Im Programm waren schließlich die Fragen um Rassismus und Antisemitismus auf einen kleinen begrenzten Rahmen verlegt. In diesem durften auch Menschen mit Migrationshintergrund als Referierende auftreten. An anderen Stellen waren die Referierenden hingegen weiß und schien bei ihrer Auswahl darauf Wert gelegt worden zu sein, dass sie einem Wissenschaftsklientel entstammen, nur in wenigen Fällen durften auch Menschen ohne akademischen Grad sprechen. Inhaltlich wäre aber gerade die Thematisierung von Rassismus und Antisemitismus notwendig gewesen. Etwa im Abschnitt „Historischer Umgang mit sexueller und geschlechtlicher Vielfalt“ wäre es nützlich gewesen, die neuerlichen Kritiken von Koray Yılmaz-Günay und Salih Alexander Wolter (ihr Aufsatz „Pink Washing Germany? Der deutsche Homonationalismus und die ‚jüdische Karte‘“, online verfügbar) aufzunehmen. Sie haben thematisiert, wie schwule Kämpfe in der Bundesrepublik Deutschland in Konkurrenz und teils offener Gegnerschaft zu Jüdinnen und Juden geführt wurden. Ebenso hätten hier und auch auf der übrigen Tagung postkoloniale Kritiken Platz finden müssen, da sie ebenfalls wichtige Erkenntnisse für aktuelles Streiten liefern. So kann man im Anschluss an die Theorien u.a. von Gayatri Chakravorty Spivak nachvollziehen, dass das stete deutsche Sprechen über Homosexuellenrechte in Russland und Uganda eher dazu führt, dass den in Russland bzw. Uganda konkret streitenden Lesben und Schwulen die Stimme genommen und teilweise sogar der Gegenseite zugearbeitet wird. In der Bundesrepublik führen diese Debatten hingegen zu einer Selbstüberhöhung. Man empfindet sich selbst als emanzipatorisch – im Vergleich zu „den Anderen“. Es geraten die strukturelle Homophobie, Transphobie, der Rassismus und Antisemitismus im eigenen Land aus dem Blick. So bekommt man nicht einmal mehr mit, wie die Homo-Ehe eigentlich zur Domestizierung lesbischer und schwuler Lebensweisen führte und jetzt nur noch gut-bürgerliche Schwule und Lesben, die monogam und nach heterosexuellen Vorstellungen leben, akzeptiert sind. Hingegen werden zum Beispiel arme Schwule, HIV-Positive, promiscue Personen immer stärker sanktioniert und richten sich immer mehr Paragrafen gegen sie.
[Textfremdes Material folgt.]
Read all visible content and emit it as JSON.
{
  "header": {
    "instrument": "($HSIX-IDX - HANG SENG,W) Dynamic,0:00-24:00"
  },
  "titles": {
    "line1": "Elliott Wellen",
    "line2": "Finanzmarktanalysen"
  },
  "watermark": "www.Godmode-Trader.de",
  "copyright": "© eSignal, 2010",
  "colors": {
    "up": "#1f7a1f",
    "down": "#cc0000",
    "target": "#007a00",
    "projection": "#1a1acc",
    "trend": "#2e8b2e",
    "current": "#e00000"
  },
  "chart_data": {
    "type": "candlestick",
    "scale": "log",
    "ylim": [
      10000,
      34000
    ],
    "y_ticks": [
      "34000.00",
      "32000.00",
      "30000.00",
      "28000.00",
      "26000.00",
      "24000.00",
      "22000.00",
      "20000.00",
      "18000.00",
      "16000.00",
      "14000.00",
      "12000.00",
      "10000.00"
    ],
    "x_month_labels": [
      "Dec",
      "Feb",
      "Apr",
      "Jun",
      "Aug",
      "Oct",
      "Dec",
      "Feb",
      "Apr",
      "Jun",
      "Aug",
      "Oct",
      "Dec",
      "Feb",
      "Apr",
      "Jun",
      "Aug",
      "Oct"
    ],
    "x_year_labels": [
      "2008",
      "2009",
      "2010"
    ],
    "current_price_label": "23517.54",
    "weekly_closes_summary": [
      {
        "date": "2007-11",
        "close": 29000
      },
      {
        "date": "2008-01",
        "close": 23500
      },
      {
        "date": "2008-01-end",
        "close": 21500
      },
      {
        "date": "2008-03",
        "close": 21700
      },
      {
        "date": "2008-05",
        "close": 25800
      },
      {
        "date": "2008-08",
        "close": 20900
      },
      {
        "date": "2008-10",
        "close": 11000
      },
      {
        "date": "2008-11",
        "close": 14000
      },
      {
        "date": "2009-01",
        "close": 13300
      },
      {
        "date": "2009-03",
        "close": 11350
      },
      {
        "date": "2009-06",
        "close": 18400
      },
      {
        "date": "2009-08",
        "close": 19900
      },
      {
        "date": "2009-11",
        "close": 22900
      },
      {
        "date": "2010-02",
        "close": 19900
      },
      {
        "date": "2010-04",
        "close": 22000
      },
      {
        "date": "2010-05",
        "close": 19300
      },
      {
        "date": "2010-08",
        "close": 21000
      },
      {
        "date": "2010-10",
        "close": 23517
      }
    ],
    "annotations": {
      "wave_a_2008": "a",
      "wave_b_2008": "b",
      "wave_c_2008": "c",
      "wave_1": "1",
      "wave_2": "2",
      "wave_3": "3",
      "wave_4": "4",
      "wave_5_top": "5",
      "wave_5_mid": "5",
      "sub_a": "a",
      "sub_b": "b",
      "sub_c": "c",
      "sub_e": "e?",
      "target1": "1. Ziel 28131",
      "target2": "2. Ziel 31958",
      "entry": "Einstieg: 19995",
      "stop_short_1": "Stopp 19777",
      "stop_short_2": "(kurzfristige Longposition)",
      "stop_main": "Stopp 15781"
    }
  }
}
Themen hätte es genug gegeben, die bei einem solchen Kongress hätten besprochen werden müssen. Bis auf einige Zwischendiskussionen, kurz, im Anschluss an einzelne Vorträge, tauchten sie aber nicht auf. Vielmehr versicherte sich die anwesende weiße lesbisch-schwule Mittelklasse darüber, dass sie nun auch zu Staat und Nation gehört, dass selbst eine Vertreter_in einer Minister_in nun einen solchen Kongress einführt. Man ist nun klar dabei, bei den hegemonialen Politiken Deutschlands – und das sollte die zentrale Erkenntnis für all die sein, die emanzipatorisch streiten wollen.